En el fondo eran
cuatro niñitos abrazándose, diciéndose adiós con los ojos y con las voces y con
las entrañas.
Tenían que abandonar
el que había sido su rincón de juegos, y no era fácil desprenderse de los
granos de arena que habían compartido durante tantas, tantísimas horas: los
llevaban grabados en las palmas de las manos, adheridos casi, y entre los dedos
de los pies. Era de ese tipo de recuerdos que jamás te sacas de las uñas, que
permanece orgulloso de haberse hecho un hueco en tu interior.
Como la saliva asoma a
la boca del hambriento, la emoción se les escapaba a bocanadas, llenando el
escaso aire comprendido entre cuatro paredes.
Su casita de juegos
está algo desmoronada. Tuvo un tiempo de esplendor porque ellos la hicieron
hermosa y envidiable a los ojos de los demás niños. Allí era donde su amado
fuerte se elevaba, hasta rozar las nubes -imaginarias siempre, sobre un lecho
blando para saltar y hacer peleas, jugar al truco o a culo, ver películas y
leer cuentos en voz alta, tocar instrumentos de cuerda o de viento, comer
cualquier tontería para dormir después como bebés gordos y satisfechos.
Sus juegos no siempre
eran tan inocentes. Pasadas las doce de la noche, los niños se emparejaban y
emprendían investigaciones independientes. Todo estaba permitido, nada podía
darles vergüenza Sus gritos de placer resonaban en las paredes de su
diminuto refugio, que se tambaleaba pero nunca llegaba a caerse. Tenía unos
pilares muy fuertes, como el vínculo que les unía a los cuatro niños.
El más mayor bien
podría haber sido el jefe. Tenía carácter y se hacía respetar, pero su
apariencia seria duraba muy poco, tan poco como tarda un helado en derretirse.

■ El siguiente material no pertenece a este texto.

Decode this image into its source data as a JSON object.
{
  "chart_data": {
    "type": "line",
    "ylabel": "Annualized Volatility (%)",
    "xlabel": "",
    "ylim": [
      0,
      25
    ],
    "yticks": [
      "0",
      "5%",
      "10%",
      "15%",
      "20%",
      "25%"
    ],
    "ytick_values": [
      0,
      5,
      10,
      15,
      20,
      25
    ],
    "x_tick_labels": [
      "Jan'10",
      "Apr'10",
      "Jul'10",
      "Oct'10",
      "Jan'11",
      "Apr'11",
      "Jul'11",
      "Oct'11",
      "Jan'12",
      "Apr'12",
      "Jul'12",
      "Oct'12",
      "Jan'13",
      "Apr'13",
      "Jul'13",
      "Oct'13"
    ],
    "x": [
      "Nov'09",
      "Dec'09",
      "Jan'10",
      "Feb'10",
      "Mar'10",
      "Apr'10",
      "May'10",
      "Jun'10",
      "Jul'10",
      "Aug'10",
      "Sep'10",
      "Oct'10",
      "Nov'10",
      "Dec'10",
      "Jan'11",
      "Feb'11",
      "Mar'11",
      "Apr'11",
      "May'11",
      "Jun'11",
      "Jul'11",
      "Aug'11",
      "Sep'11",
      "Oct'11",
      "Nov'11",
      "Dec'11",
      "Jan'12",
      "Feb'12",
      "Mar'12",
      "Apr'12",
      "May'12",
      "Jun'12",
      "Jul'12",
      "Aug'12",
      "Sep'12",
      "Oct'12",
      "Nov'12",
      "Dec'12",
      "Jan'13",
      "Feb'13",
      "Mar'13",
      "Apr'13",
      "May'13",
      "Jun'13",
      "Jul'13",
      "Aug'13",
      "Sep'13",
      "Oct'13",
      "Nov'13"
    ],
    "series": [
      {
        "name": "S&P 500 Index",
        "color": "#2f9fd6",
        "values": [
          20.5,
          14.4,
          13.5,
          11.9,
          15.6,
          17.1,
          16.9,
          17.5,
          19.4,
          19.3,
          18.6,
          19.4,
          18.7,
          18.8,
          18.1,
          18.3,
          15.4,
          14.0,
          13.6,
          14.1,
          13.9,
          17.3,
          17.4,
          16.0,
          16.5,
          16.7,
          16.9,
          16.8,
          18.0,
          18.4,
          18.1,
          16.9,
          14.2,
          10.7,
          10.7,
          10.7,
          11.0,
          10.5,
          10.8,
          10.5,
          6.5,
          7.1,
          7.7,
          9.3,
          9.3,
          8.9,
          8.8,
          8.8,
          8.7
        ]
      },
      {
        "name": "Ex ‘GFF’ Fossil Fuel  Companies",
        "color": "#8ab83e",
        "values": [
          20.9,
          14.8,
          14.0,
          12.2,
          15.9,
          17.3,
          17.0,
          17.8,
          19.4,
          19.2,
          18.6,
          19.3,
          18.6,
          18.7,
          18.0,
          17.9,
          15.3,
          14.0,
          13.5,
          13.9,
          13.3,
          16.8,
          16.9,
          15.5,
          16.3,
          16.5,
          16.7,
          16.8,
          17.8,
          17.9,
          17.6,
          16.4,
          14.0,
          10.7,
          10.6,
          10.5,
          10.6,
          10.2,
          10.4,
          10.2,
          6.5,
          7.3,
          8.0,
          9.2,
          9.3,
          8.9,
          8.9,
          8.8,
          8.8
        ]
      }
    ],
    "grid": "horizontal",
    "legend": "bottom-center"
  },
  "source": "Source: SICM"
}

Sus ojos de color indefinible también se derretían cuando estaba contento y
comía helado o ganaba una partida de cartas. Su aire felino intimidaba un poco
al principio, pero sus amigos sabían que era un gatito bueno con las uñas un
poco largas y los dientes afilados.
Trepaba con agilidad
vertiginosa. No tenía miedo de nada, excepto de que un día su sueño de volar se
cumpliese y no quisiera volver a la realidad jamás.
Llevaba alma de fuerte en la
sangre antes que ninguno.
El segundo chico no
era menos curioso. Su capacidad para comer hasta que la comida desapareciese
del plato les maravillaba, y jugaban a ver quién le conseguía llenar. Creo que
su fracaso fue rotundo. Los demás no entendían cómo podía caber tanta cosa en
un cuerpo tan chiquito, y sus visitas al baño tenían fama de ser grandiosas,
por su penetrante olor.
Cantaba muy bien y muy
alto canciones de rock, y a todos les entraba un nosequé de nostalgia y alegría
al escucharle cada noche. Era gracioso y vivía poseído por un ser extraño
llamado Gladis, al que intentaba aniquilar cortándose el pelo cada poco
tiempo.
Las dos chicas eran
completamente diferentes, y al mismo tiempo, complementarias. Lo que una tenía
de caótica, lo tenía la segunda de ordenada; y las melancolías de la más
soñadora contrastaban con el espíritu alegre e incansable de la mayor de las
dos. Se cuidaban entre ellas porque habían llegado hasta allí persiguiendo el
mismo sueño. Ahora que lo tenían entre manos les gustaba compartirlo, mimarlo,
moldearlo, comérselo en pequeñas dosis o grandes mordiscos.
Las dos eran
fuertes y valientes, niñas-mujeres que cuidaban de los chicos y los malcriaban
cada tanto.
Los cuatro amigos se
sentaban en su fortaleza altísima y miraban desde arriba la ciudad de los
mayores. Daba un poco de miedo observarlo todo desde ahí, pero no por ello
resultaba menos excitante. Volaban por encima del resto y lo sabían, y cantaban
la melodía de su canción favorita fundidos en un abrazo fraterno y único,
cálido como solo pueden serlo los atardeceres desde su fuerte.
Tralará... I´II be there for
youu!! gritaron. Y así fue.
Allí permanecerán
siempre. Allí siguen, no se han marchado nunca. No pueden. Su destino es volver
y volver a jugar juntos, pase lo que pase, aunque vivan en lados opuestos del
mundo.
La amistad no sabe de
distancias ni habla idiomas diferentes.